Posted on 01 Nov 2023
Environmental crimes – so-called illicit threats to nature – have a devastating impact on the natural environment and livelihoods. Wide-ranging, they include numerous cross-cutting issues such as the illegal wildlife trade; logging and trafficking in rare timber species; the illegal trade in extractive mineral resources; illegal, unreported and unregulated fishing; and the illicit management of and trade in waste products and prohibited or regulated chemicals.
Environmental crimes occur globally, often driven by transnational organized criminal networks with many composite parts carrying out operations. Networks can be highly organized and violent, and often rely on corruption and bribery to function. Additionally, the internet and smart devices have transformed how environmental commodities are retailed.

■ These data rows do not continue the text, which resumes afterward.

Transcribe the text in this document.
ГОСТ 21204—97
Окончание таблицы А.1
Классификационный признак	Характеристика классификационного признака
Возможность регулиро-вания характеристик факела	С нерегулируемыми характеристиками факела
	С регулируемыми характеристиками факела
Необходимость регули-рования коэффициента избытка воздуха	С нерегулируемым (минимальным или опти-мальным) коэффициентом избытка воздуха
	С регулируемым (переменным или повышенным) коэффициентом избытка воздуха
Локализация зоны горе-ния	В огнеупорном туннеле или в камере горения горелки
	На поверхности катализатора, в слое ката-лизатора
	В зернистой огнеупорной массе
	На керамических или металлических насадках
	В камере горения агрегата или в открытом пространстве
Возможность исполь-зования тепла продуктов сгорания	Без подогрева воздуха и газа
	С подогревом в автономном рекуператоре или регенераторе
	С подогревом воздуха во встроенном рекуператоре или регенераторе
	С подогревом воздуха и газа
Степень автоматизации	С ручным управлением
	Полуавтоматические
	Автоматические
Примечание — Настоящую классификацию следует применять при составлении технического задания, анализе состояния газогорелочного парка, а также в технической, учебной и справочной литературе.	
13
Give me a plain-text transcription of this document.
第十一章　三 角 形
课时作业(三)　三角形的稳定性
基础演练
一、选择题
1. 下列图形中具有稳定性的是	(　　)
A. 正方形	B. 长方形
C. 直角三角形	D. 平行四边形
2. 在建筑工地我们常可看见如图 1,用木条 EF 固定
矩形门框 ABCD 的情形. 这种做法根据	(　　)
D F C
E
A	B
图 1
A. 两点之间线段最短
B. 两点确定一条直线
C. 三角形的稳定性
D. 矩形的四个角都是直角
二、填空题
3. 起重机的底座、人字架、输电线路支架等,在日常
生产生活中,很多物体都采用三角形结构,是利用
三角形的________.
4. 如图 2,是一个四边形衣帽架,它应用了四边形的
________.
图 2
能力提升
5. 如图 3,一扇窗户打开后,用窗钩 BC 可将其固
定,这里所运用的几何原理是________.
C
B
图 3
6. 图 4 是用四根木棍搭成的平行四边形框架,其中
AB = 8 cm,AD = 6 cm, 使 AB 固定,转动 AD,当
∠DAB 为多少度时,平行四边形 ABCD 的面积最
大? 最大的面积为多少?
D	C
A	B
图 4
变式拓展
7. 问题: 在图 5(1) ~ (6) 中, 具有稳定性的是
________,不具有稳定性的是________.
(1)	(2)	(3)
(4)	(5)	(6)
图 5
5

This has enabled traders to market to a much wider audience, over long distances and at little cost.
Previous studies estimate the annual value of environmental crime at between US$110 billion and US$281 billion, making it one of the most lucrative criminal economies in the world, but few of the proceeds of this market benefit the development of communities in near the source markets but are instead transferred abroad and laundered into the global financial system.
Significant efforts are being made to better understand illicit environmental economies and the criminal supply chains perpetuating them, however, less is known about the ‘money side’ of it, namely the movement of associated illicit proceeds.
Hidden in plain sight looks at illicit financial flows (IFFs) related to three specific illicit environmental flows: timber trafficking from Myanmar to China; gemstone trafficking from Mozambique to Thailand; and abalone trafficking from South Africa to Hong Kong Special Administrative Region (SAR). It seeks to quantify the overall scale of IFF flows by analyzing informal flows, trade flows and financial systems – the three main channels by which IFFs are enabled, held and moved.